A 12-year-old boy was killed and more than 30 other people, including at least six children, were injured in a bomb blast outside a Bogota police station on Saturday night, authorities said Sunday.
“One of the seven children injured, not even 12 years old, died in the early hours of yesterday,” Claudia Lopez, the mayor of the Colombian capital, said via Twitter yesterday.
“Unfortunately we have a five-year-old girl who is in a very serious condition,” he added, explaining that the child had a head injury.
General Eliezer Kamacho Jimenez, Bogota police chief, gave a new report, which put the number of wounded at 30.
Two police officers, who were injured in the attack, are in “stable” condition.
The children were “playing” near the police station when the explosion took place, Ms. Lopez explained, explaining that this was the second such attack since the beginning of the month in the popular district of Ciudad Bolivar.
The explosives were placed in a suitcase in front of the police station and “fired from a distance by phone,” Defense Minister Diego Molano told the media.
An “identical mechanism” had been used on March 5 in the attack on another police station in the same neighborhood, the minister added.
Authorities offered $ 80,000 ($ 72,800) for any information leading to the arrest of the perpetrator or perpetrators of the attack the day before yesterday.
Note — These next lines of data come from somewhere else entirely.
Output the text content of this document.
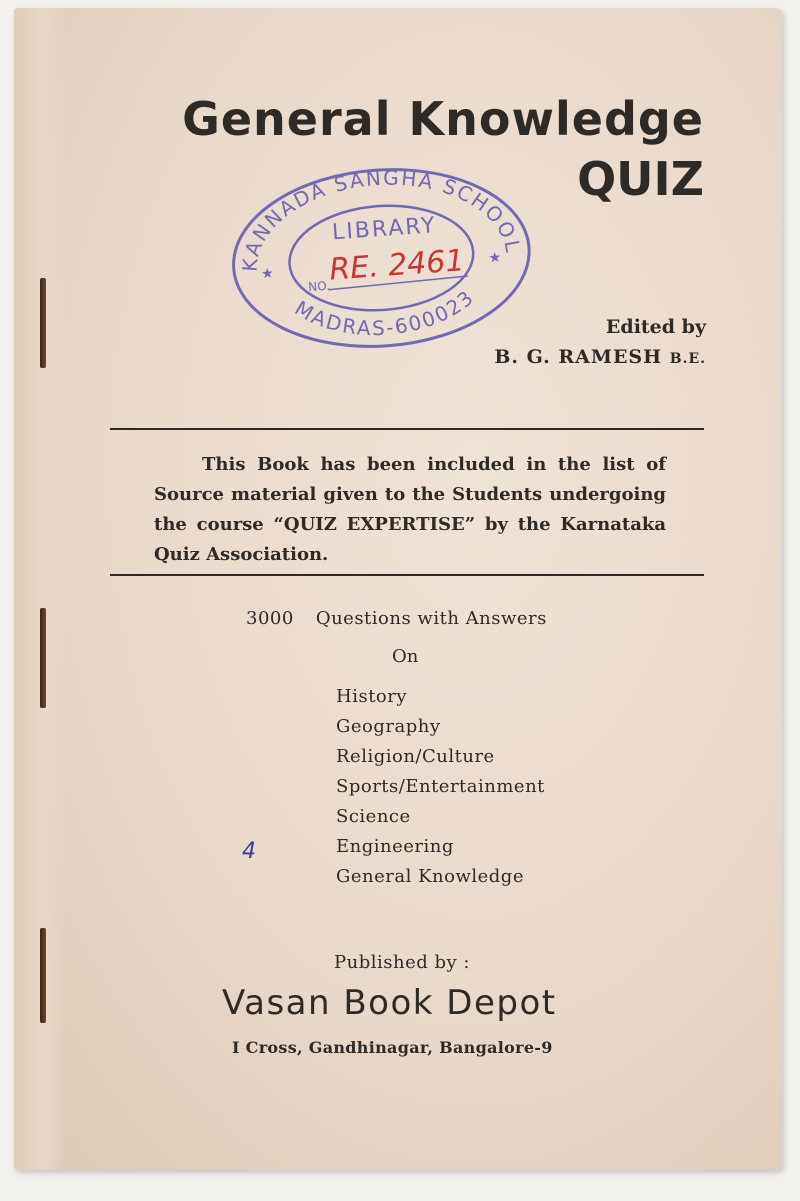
General Knowledge
QUIZ
KANNADA SANGHA SCHOOL
MADRAS-600023
★
★
LIBRARY
NO.
RE. 2461
Edited by
B. G. RAMESH B.E.
This Book has been included in the list of Source material given to the Students undergoing the course “QUIZ EXPERTISE” by the Karnataka Quiz Association.
3000 Questions with Answers
On
History
Geography
Religion/Culture
Sports/Entertainment
Science
Engineering
General Knowledge
4
Published by :
Vasan Book Depot
I Cross, Gandhinagar, Bangalore-9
“I heard the bomb explode, I started running to escape the danger. I lost my hearing, my glasses, I was stunned,” said Leonardo Bocanegra, who was at a nearby store when the blast occurred.
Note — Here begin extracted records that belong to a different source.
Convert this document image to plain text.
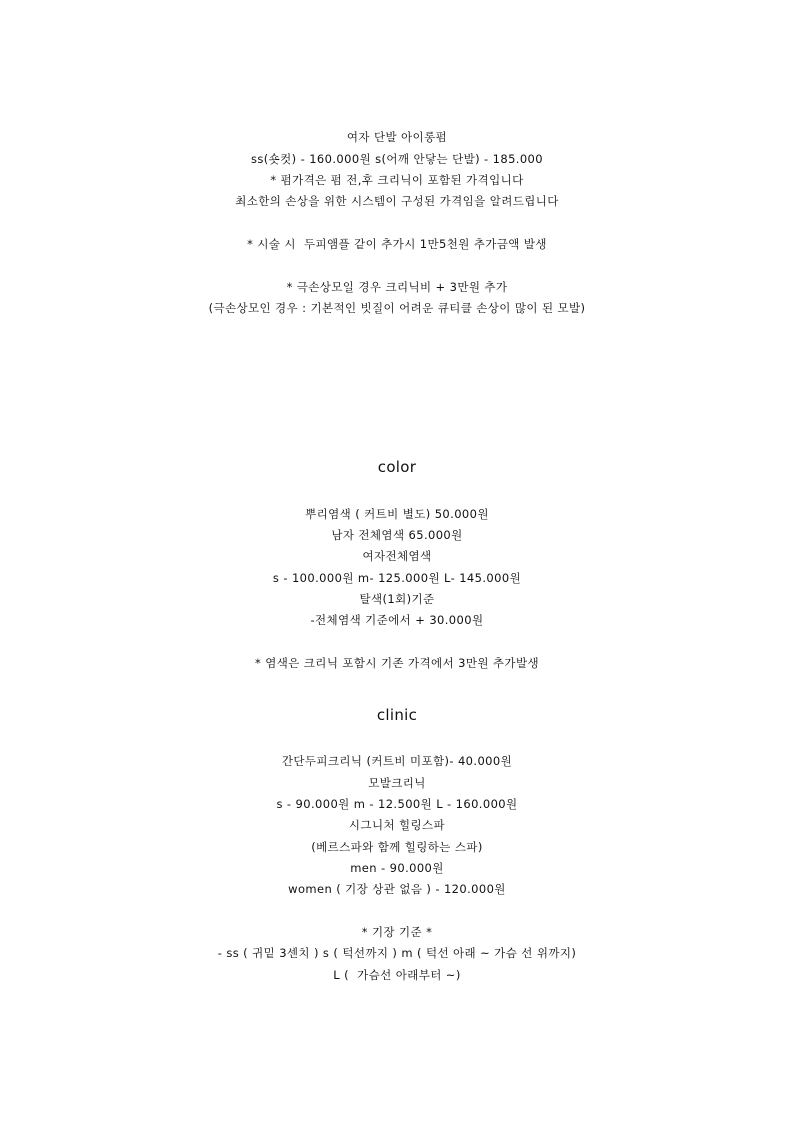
여자 단발 아이롱펌
ss(숏컷) - 160.000원 s(어깨 안닿는 단발) - 185.000
* 펌가격은 펌 전,후 크리닉이 포함된 가격입니다
최소한의 손상을 위한 시스템이 구성된 가격임을 알려드립니다
* 시술 시  두피앰플 같이 추가시 1만5천원 추가금액 발생
* 극손상모일 경우 크리닉비 + 3만원 추가
(극손상모인 경우 : 기본적인 빗질이 어려운 큐티클 손상이 많이 된 모발)
color
뿌리염색 ( 커트비 별도) 50.000원
남자 전체염색 65.000원
여자전체염색
s - 100.000원 m- 125.000원 L- 145.000원
탈색(1회)기준
-전체염색 기준에서 + 30.000원
* 염색은 크리닉 포함시 기존 가격에서 3만원 추가발생
clinic
간단두피크리닉 (커트비 미포함)- 40.000원
모발크리닉
s - 90.000원 m - 12.500원 L - 160.000원
시그니처 힐링스파
(베르스파와 함께 힐링하는 스파)
men - 90.000원
women ( 기장 상관 없음 ) - 120.000원
* 기장 기준 *
- ss ( 귀밑 3센치 ) s ( 턱선까지 ) m ( 턱선 아래 ~ 가슴 선 위까지)
L (  가슴선 아래부터 ~)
In addition to the destruction of part of the police station, about sixty other buildings in the area were damaged.
Colombian President Ivan Duque, whose term ends in August – he has no right to be re-elected – expressed his “deep sorrow” via Twitter.
Colombia experiences resurgence of armed violence: rebels of former Colombian Revolutionary Armed Forces (FARC) rebels reject the 2016 peace agreement; members of the National Liberation Army (ELN) formally in Colombia; the heirs of far-right paramilitaries who were officially disarmed and disbanded in 2006; and other organizations that are primarily involved in drug trafficking, such as the Clan del Golfo.